Most recently, there has been significant interest in learning contextual representations for various NLP tasks, by leveraging large scale text corpora to train large neural language models with self-supervised learning objectives, such as Masked Language Model (MLM). However, based on a pilot study, we observe three issues of existing general-purpose language models when they are applied to text-to-SQL semantic parsers: fail to detect column mentions in the utterances, fail to infer column mentions from cell values, and fail to compose complex SQL queries. To mitigate these issues, we present a model pre-training framework, Generation-Augmented Pre-training (GAP), that jointly learns representations of natural language utterances and table schemas by leveraging generation models to generate pre-train data. GAP MODEL is trained on 2M utterance-schema pairs and 30K utterance-schema-SQL triples, whose utterances are produced by generative models.

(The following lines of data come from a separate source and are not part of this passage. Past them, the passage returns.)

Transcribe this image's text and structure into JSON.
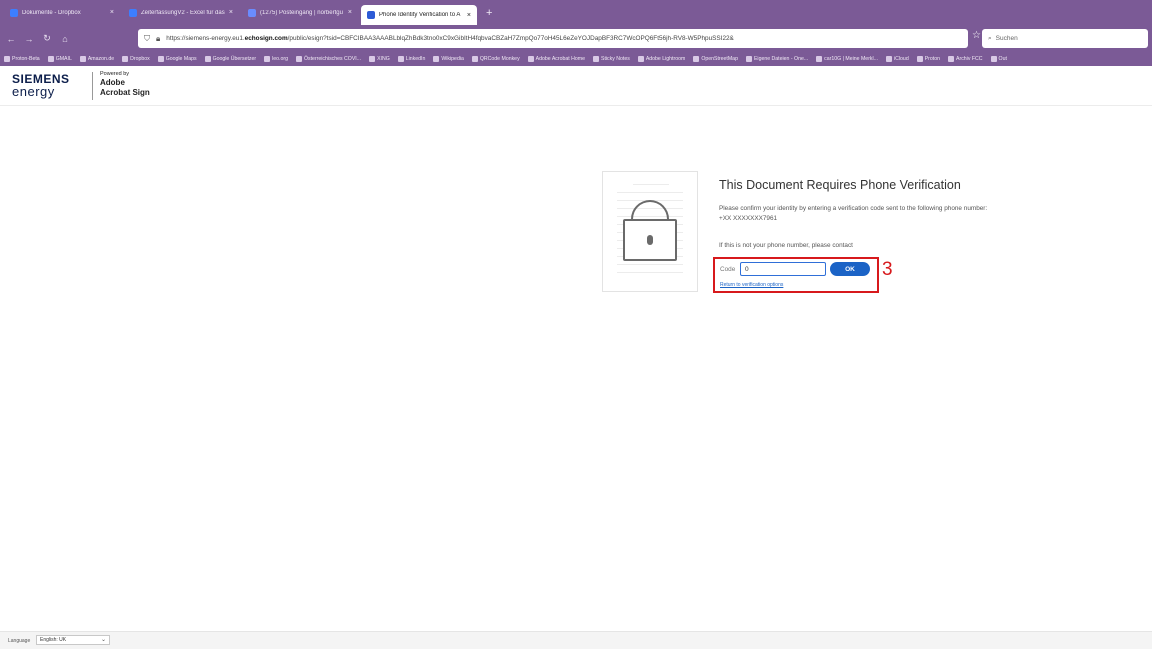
{
  "browser": {
    "tabs": [
      {
        "title": "Dokumente - Dropbox",
        "color": "#3d7eff",
        "active": false
      },
      {
        "title": "ZeiterfassungV2 - Excel für das",
        "color": "#3d7eff",
        "active": false
      },
      {
        "title": "(1275) Posteingang | norbertgu",
        "color": "#6a8cff",
        "active": false
      },
      {
        "title": "Phone Identity Verification to A",
        "color": "#2d5bd6",
        "active": true
      }
    ],
    "new_tab": "+",
    "url_prefix": "https://siemens-energy.eu1.",
    "url_domain": "echosign.com",
    "url_suffix": "/public/esign?tsid=CBFCIBAA3AAABLblqZhBdk3tno0xC9xGibItH4fqbvaCBZaH7ZmpQo77oH45L6eZeYOJDapBF3RC7WcOPQ6Ft56jh-RV8-W5PhpuSSI22&",
    "search_placeholder": "Suchen",
    "bookmarks": [
      "Proton-Beta",
      "GMAIL",
      "Amazon.de",
      "Dropbox",
      "Google Maps",
      "Google Übersetzer",
      "leo.org",
      "Österreichisches COVI...",
      "XING",
      "LinkedIn",
      "Wikipedia",
      "QRCode Monkey",
      "Adobe Acrobat Home",
      "Sticky Notes",
      "Adobe Lightroom",
      "OpenStreetMap",
      "Eigene Dateien - One...",
      "car10G | Meine Merkl...",
      "iCloud",
      "Proton",
      "Archiv FCC",
      "Out"
    ]
  },
  "header": {
    "logo_line1": "SIEMENS",
    "logo_line2": "energy",
    "powered_by": "Powered by",
    "adobe": "Adobe",
    "acrobat_sign": "Acrobat Sign"
  },
  "verification": {
    "title": "This Document Requires Phone Verification",
    "description": "Please confirm your identity by entering a verification code sent to the following phone number: +XX XXXXXXX7961",
    "contact": "If this is not your phone number, please contact",
    "code_label": "Code",
    "code_value": "0",
    "ok_label": "OK",
    "return_link": "Return to verification options",
    "step_number": "3"
  },
  "footer": {
    "language_label": "Language",
    "language_value": "English: UK"
  }
}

Based on experimental results, neural semantic parsers that leverage GAP MODEL as a representation encoder obtain new state-of-the-art results on both SPIDER and CRITERIA-TO-SQL benchmarks.

## Setup
```bash
conda create --name gap-text2sql python=3.7
source activate gap-text2sql
conda install pytorch=1.5 cudatoolkit=10.2 -c pytorch
pip install -r requirements.txt
python -c "import nltk; nltk.download('stopwords'); nltk.download('punkt')"
```

### Download the dataset
```bash
pip install gdown
cd rat-sql-gap
gdown --id 1_AckYkinAnhqmRQtGsQgUKAnTHxxX5J0
unzip spider.zip
bash data/spider/generate.sh ./spider
```

### Build dataset directory
```bash
mkdir data/spider-bart
cp ./spider/tables.json data/spider-bart/
cp ./spider/train_spider.json data/spider-bart/
cp ./spider/train_others.json data/spider-bart/
cp ./spider/dev.json data/spider-bart/
ln -s $(pwd)/spider/database data/spider-bart/database
```

### Download the library
```bash
mkdir third_party
wget http://nlp.stanford.edu/software/stanford-corenlp-full-2018-10-05.zip
unzip stanford-corenlp-full-2018-10-05.zip -d third_party/
```

### Start the Stanford library
```bash
pushd third_party/stanford-corenlp-full-2018-10-05
nohup java -mx4g -cp "*" edu.stanford.nlp.pipeline.StanfordCoreNLPServer -port 8999 -timeout 15000 > server.log &
popd
```

### Download the checkpoint
```bash
mkdir -p logdir/bart_run_1/bs\=12\,lr\=1.0e-04\,bert_lr\=1.0e-05\,end_lr\=0e0\,att\=1/
mkdir ie_dirs
aws s3 cp s3://gap-text2sql-public/checkpoint-artifacts/gap-finetuned-checkpoint logdir/bart_run_1/bs\=12\,lr\=1.0e-04\,bert_lr\=1.0e-05\,end_lr\=0e0\,att\=1/model_checkpoint-00041000

mkdir -p pretrained_checkpoint
aws s3 cp s3://gap-text2sql-public/checkpoint-artifacts/pretrained-checkpoint pretrained_checkpoint/pytorch_model.bin
```

Alternatively, you can download them here if you don't have awscli:
[gap-finetuned-checkpoint](https://gap-text2sql-public.s3.amazonaws.com/checkpoint-artifacts/gap-finetuned-checkpoint)
and [pretrained-checkpoint](https://gap-text2sql-public.s3.amazonaws.com/checkpoint-artifacts/pretrained-checkpoint)

```bash
curl https://gap-text2sql-public.s3.amazonaws.com/checkpoint-artifacts/gap-finetuned-checkpoint -o logdir/bart_run_1/bs\=12\,lr\=1.0e-04\,bert_lr\=1.0e-05\,end_lr\=0e0\,att\=1/model_checkpoint-00041000
curl https://gap-text2sql-public.s3.amazonaws.com/checkpoint-artifacts/pretrained-checkpoint -o pretrained_checkpoint/pytorch_model.bin
```


### Preprocess dataset
```bash
python run.py preprocess experiments/spider-configs/gap-run.jsonnet
```

## Inference
```bash
python run.py eval experiments/spider-configs/gap-run.jsonnet
```

You then get the inference results and evaluation results in the paths:`ie_dirs/bart_run_1_true_1-step41000.infer` and `ie_dirs/bart_run_1_true_1-step41000.eval`.

## Training

```bash
python run.py train experiments/spider-configs/gap-run.jsonnet
```

## Security

See [CONTRIBUTING](CONTRIBUTING.md#security-issue-notifications) for more information.

## License

This project is licensed under the Apache-2.0 License.